= MinD =

The MinD protein is one of three proteins encoded by the minB operon and also a part of the ParA family of ATPases. It is required to generate pole to pole oscillations prior to bacterial cell division as a means of specifying the midzone of the cell. It is a peripheral membrane ATPase involved in plasmid partitioning.

== History ==

When first discovered in E. coli, MinD was thought to associate with MinC and form a stable cap at each bacterial pole, thereby specifying the mid-zone of the cell by alleviating inhibitory pressures in that region. Through the use of live-cell imaging with GFP fusion proteins, Raskin and de Boer revealed a dynamic interaction of the Min proteins, demonstrating that MinC and MinD instead rapidly oscillate between the two poles in a non-static manner.

== Function ==

The ATPase activity of MinD is activated by MinE while in the presence of phospholipids, suggesting that the binding to the membrane induces a conformational change allowing it to become susceptible to MinE activation.
MinD activity is dependent on local MinD concentration, suggesting an oligomerization process

and cooperativity.

=== In vitro studies ===

In vitro studies of the Min system are done on a two dimensional supporting lipid bilayer. Fluorescent labelling of MinD has revealed that it tends to form a membrane-bound carpet in MinE mutants (ATP cannot be limiting). Upon re-addition of MinE, the system becomes unstable and dynamic. Localized foci of increased MinE concentration result in subsequent MinD membrane detachment and through several iterations of this attachment and detachment process, the emergence of standing waves was observed. This process is indicative of the Min system’s ability to self-organize. Fluorescence studies reveal the formation of a focused wave-front.

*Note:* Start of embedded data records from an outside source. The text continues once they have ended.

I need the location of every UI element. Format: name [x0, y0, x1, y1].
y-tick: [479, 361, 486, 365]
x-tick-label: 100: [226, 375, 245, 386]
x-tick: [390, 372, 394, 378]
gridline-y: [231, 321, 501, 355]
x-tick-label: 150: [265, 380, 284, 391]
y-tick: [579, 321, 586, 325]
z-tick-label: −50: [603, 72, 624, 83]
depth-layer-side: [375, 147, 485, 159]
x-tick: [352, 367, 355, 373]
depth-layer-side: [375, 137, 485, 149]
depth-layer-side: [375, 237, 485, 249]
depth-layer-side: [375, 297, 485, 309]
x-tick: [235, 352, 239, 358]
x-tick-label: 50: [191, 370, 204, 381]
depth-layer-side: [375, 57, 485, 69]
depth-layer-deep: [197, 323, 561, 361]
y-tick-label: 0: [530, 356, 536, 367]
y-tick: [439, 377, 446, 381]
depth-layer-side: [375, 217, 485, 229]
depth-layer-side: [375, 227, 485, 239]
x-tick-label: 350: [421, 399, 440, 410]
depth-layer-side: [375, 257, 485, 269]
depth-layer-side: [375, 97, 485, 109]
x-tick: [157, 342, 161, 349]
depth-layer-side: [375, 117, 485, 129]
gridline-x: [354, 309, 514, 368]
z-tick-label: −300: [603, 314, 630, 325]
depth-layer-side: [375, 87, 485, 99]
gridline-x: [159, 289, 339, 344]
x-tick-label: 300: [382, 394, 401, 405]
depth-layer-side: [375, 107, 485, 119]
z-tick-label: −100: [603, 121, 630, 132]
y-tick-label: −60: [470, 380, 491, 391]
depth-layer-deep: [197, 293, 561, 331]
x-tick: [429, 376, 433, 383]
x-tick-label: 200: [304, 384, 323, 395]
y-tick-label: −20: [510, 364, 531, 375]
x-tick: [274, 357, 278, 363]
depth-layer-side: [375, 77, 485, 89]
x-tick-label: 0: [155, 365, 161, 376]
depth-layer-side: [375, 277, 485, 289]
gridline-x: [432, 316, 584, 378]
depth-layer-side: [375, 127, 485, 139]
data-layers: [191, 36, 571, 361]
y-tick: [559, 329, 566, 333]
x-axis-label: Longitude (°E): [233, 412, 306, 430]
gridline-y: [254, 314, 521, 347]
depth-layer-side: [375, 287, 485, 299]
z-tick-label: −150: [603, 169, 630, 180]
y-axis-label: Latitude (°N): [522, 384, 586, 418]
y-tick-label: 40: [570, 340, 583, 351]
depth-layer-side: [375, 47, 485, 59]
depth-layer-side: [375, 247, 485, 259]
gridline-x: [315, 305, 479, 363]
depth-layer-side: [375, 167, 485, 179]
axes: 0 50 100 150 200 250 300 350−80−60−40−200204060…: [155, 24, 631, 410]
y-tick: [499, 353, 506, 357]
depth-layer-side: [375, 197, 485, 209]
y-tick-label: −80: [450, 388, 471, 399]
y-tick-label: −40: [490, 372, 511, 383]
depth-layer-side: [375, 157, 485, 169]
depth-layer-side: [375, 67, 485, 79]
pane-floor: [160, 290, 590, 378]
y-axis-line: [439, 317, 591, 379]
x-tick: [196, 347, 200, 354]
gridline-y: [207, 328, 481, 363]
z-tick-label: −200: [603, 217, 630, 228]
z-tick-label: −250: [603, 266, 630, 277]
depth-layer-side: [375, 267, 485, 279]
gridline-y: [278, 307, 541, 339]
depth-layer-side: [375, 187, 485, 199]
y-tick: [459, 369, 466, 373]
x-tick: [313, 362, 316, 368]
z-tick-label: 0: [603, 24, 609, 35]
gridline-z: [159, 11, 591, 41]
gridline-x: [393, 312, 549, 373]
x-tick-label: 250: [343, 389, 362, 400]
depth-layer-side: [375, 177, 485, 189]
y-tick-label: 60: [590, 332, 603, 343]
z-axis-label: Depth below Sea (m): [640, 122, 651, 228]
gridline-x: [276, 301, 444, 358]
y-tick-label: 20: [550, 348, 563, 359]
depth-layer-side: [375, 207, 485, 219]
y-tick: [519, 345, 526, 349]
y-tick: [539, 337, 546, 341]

Single molecule dynamics revealed that MinD dimerizes while membrane-bound, resulting in a stronger membrane association at the rear of the standing wave and giving rise to a diffusivity gradient. This observation explains the presence of focused bands of fluorescence in these standing wave studies.

Additional study of this system and its interacting molecular partners is required to fully characterize the min system and to understand the molecular dynamics.